Despite having 16,964 cases in Victoria as at 28 August, the Victorian positive test ratio has mostly remained below 1% since 4 May. The careful consideration here is that increases in testing will likely identify more cases of both symptomatic and asymptomatic persons; if you look for it you will find it.
Case numbers not a reflection of COVID-19 severity
It is to be expected that increasing test numbers are associated with increased case numbers; what is interesting is that we aren’t seeing equally increasing case presentations to hospitals or ICUs. This is likely because the 20-29 age group experiencing the highest rate of infection can more likely stay at home and recover without medical support. It could be that the infection-to-hospitalisation rate is lower than the originally anticipated 4.3-8.6% that was modelled by the Doherty Institute to inform transmission reducing measures and health system preparedness.
Factors such as testing, healthcare system capacities, along with the new information known about the demographic and health profiles of COVID-19 confirmed cases all need to be considered in strategic plans designed to provide economic support while containing transmission.
The decision to reimpose restrictions based on the number of COVID-19 cases can be improved, particularly now that we know a great deal more and are far better prepared for the virus. Lockdown decisions can have a strong basis on ICU capacities, in addition to case numbers, as our healthcare system has greater capacity. Restrictions are incredibly costly on all outcomes — health, employment, international trade and education and more; careful consideration is of the essence.

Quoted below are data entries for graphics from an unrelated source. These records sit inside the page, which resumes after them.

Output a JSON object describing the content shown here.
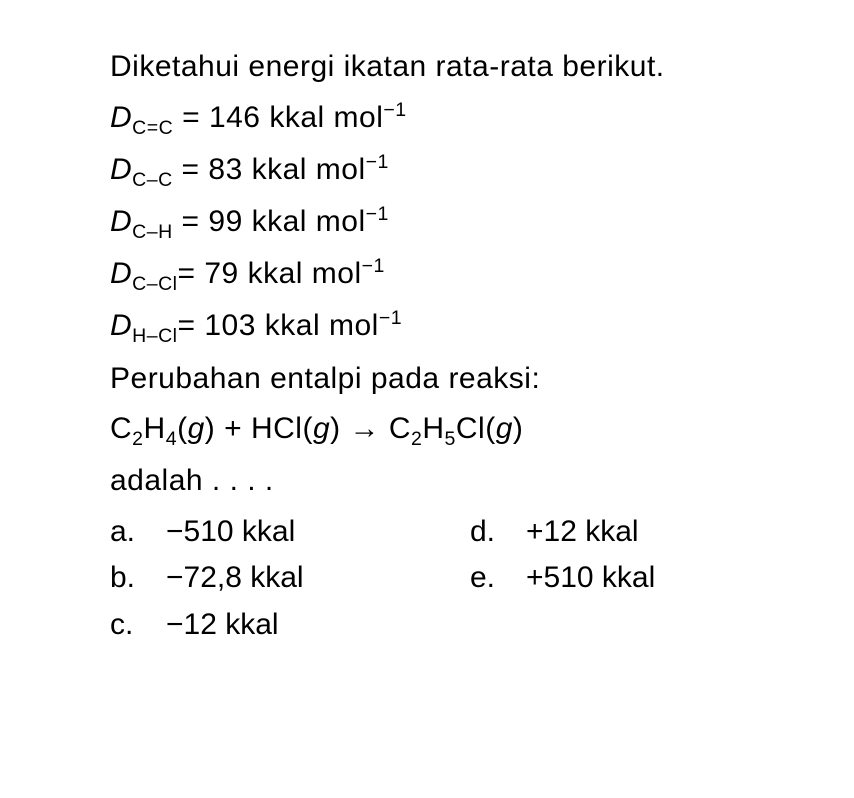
{
  "colors": {
    "text": "#000000",
    "background": "#ffffff"
  },
  "typography": {
    "font_family": "Arial",
    "font_size_pt": 22,
    "line_height": 1.55
  },
  "question": {
    "intro": "Diketahui energi ikatan rata-rata berikut.",
    "bonds": [
      {
        "var": "D",
        "sub": "C=C",
        "value": "146",
        "unit_prefix": "kkal mol",
        "unit_exp": "−1"
      },
      {
        "var": "D",
        "sub": "C–C",
        "value": "83",
        "unit_prefix": "kkal mol",
        "unit_exp": "−1"
      },
      {
        "var": "D",
        "sub": "C–H",
        "value": "99",
        "unit_prefix": "kkal mol",
        "unit_exp": "−1"
      },
      {
        "var": "D",
        "sub": "C–Cl",
        "value": "79",
        "unit_prefix": "kkal mol",
        "unit_exp": "−1"
      },
      {
        "var": "D",
        "sub": "H–Cl",
        "value": "103",
        "unit_prefix": "kkal mol",
        "unit_exp": "−1"
      }
    ],
    "prompt": "Perubahan entalpi pada reaksi:",
    "reaction": {
      "r1_formula": "C",
      "r1_sub1": "2",
      "r1_mid": "H",
      "r1_sub2": "4",
      "r1_phase": "g",
      "plus": "+",
      "r2_formula": "HCl",
      "r2_phase": "g",
      "arrow": "→",
      "p1_a": "C",
      "p1_s1": "2",
      "p1_b": "H",
      "p1_s2": "5",
      "p1_c": "Cl",
      "p1_phase": "g"
    },
    "tail": "adalah . . . .",
    "options": [
      {
        "letter": "a.",
        "text": "−510 kkal"
      },
      {
        "letter": "b.",
        "text": "−72,8 kkal"
      },
      {
        "letter": "c.",
        "text": "−12 kkal"
      },
      {
        "letter": "d.",
        "text": "+12 kkal"
      },
      {
        "letter": "e.",
        "text": "+510 kkal"
      }
    ]
  }
}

Each pandemic requires a unique response
This is the first human coronavirus in history that significantly affects the 40+ age group. Targeted policies that keep those who are more likely to be impacted by COVID-19 can be considered before implementing widespread lockdowns. This is to avoid “blanket” policies affecting Australia’s youth disproportionately to prevent an increase in the intergenerational gap.
The youth unemployment rate is double the national rate, consequently impacting the compounding nature of superannuation contributions. Differential policies integrating age and co-morbidity specific measures could more effectively tackle this virus.
Leveraging our primary health networks
Implementing such a targeted policy that encourages people over the age of 40 or people who have co-morbidities that place them at higher risk of mortality (such as obesity, heart disease or asthma) could be aided by GPs. Based on medical history and potential risk, a GP could issue a medical certificate requesting home-based work, or that pre-emptive sick leave is needed.
Australia has the opportunity for even greater leadership on this issue
Taking on board such foresight and diligence, decisions to lockdown should be jointly based on epidemiological data, economic implications and healthcare system capacity, taking into consideration potential hospitalisations and ICU admissions.
Katarina Milovanovic is a Master of Economics graduate from The University of Sydney and Company Director of Epione Advisory. Dr Shannen Higginson is a PhD candidate in Health Economics at the University of Newcastle, NSW, Australia. Dr Francesco Paolucci is Professor of Health Economics & Policy at the Faculty of Business & Law, University of Newcastle and the School of Economics & Management, University of Bologna.